Ramsey: The U.S. is a relatively defensive market. Safe havens are the last to fall, and we are starting to see some of that. . . . .
Barron’s: So we could be seeing an upside reversal soon?
Ramsey: There could be a fourth-quarter bottom.
Barrons: What are some of the positives for the market?
Ramsey: The key positive on which I focus is housing. . . . There was clear overbuilding [in the housing bubble], but each month that goes by we are rectifying that. We are closing the gap by about 50,000 houses a month [by building fewer houses]. Now the question remains: What was the ultimate scale of the overbuilding? What’s the shadow inventory? I don’t know. . . . The cure to an overbuilt housing market is the same as for any busted asset class, and that is time. But I don’t think the housing market is going to go any lower.
Yesterday, U.S. bonds seemed to answer my question of whether they were ready to break free from their safe haven attraction in a market decline, as they did in late 2008.
In spite of their extremely overbought spiked-up condition, after only four down days they were back to the upside yesterday as the stock market plunged.”
Mr. Hardings is consider closing his 20% position on TBF. That is probably at a wrong time as the market is into a crash mode and TLT wil price at a relative high. So even Mr. Hardings do not have the nerve to sit on sizable lose despite of his foresight.
VictorVest was in cash thinking about going long for the past three days and has a switch of heart yesterday:
"Portfolios: As much as we are hoping for an explosive rally, we will go short tomorrow with some of our money if the market continues to move sharply lower."
When will VictorVest stop hurting people with its 5 day flip-flop?
I am using SPY PPO with (24,104,36) histogram for a buy/short cover signal. As soon as I observed 2 strong up ticks or 3 up ticks on the histogram, I will make a post.
VIX:$VIX histrogram is griding lower slowly. The fact that it is not moving to the low side faster seem to be indicate the down side has more room to go. VIX:$VIX spike up occasionally in the past 2 days but we are not near a top.
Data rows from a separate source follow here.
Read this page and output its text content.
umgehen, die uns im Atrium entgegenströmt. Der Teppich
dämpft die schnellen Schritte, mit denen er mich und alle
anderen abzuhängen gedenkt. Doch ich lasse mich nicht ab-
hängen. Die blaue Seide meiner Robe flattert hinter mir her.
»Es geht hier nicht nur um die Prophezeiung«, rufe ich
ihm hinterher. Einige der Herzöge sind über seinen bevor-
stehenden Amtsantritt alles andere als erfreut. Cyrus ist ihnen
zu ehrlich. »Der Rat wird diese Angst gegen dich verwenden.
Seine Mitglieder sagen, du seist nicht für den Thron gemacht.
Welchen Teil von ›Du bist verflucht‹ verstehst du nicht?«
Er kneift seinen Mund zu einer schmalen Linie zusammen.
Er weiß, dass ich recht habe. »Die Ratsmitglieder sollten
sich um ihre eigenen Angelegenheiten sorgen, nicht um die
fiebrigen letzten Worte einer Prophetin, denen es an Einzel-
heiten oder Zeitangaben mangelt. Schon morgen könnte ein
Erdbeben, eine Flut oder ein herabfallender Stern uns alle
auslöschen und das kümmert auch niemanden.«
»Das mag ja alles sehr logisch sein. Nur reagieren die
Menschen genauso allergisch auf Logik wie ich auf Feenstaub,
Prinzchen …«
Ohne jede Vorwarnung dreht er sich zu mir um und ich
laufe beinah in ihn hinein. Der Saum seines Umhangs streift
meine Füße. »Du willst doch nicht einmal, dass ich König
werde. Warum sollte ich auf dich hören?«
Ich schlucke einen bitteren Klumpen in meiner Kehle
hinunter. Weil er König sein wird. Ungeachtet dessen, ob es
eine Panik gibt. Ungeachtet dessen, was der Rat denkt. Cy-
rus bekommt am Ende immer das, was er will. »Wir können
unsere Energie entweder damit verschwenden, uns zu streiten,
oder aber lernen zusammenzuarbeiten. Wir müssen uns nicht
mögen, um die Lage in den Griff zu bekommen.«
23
This cause me to be slightly confused but it also seemed to indicate the down side has more room to go.
Excerpts from Fibtimer Editor's Blog:
"October 4, 2011
Both the S&P 500 Index (SPX) and its tracking ETF the S&P Deposit Receipts (NYSE: SPY) have broken below a key support level.
The SPY plunged to 109.93, breaking its August 8 correction closing low of 112.26.
The close also puts the SPY some 19.4% below its April 29 closing rally high of 136.43. This is only a fraction from bear market territory which most see as a 20% loss.
The break of support was especially ominous after the SPY spent two months trying to put in a bottom and failing.
There is support at 106.70 which is the 127.2% retracement level. If this fails the next support is at 102.15 the 161.8% retracement support level.
The last support is critical support and it also is at the prior July 2, 2010 correction closing lows of 102.20.
A failure here would result in substantial additional losses."
vvxx:$vix starts to climb. Short term direction switches to up. With the market broken important resistance levels, it may be best to sit out this up move and reenter short position when the up move exhausted. On the other hand, with VictorVest's BuySell Ratio reaches a low of .04, the up move can be explosive and quick.
It is noted that the histogram is rather flat and indecisive. One would like to see a strong move one way or the other to set up for a move in the opposite direction.
It is noted in the prior short term bottoms, the VXX:$VIX has moved to a ratio of 1.1 or less showing the market believe less volitility is possible in the future. This time around, VXX:$VIX not only did not bottom. It did not even make a serious dip. I am puzzled over this for the past day and can only concluded that the current up move is so artificial and show an act of desperation to pop up the Market. Usually THEY will act only after some weakness of the down move has already occurred and certainly not this time around. We will see how many times they will be able to stop the decline at the point that they must do so.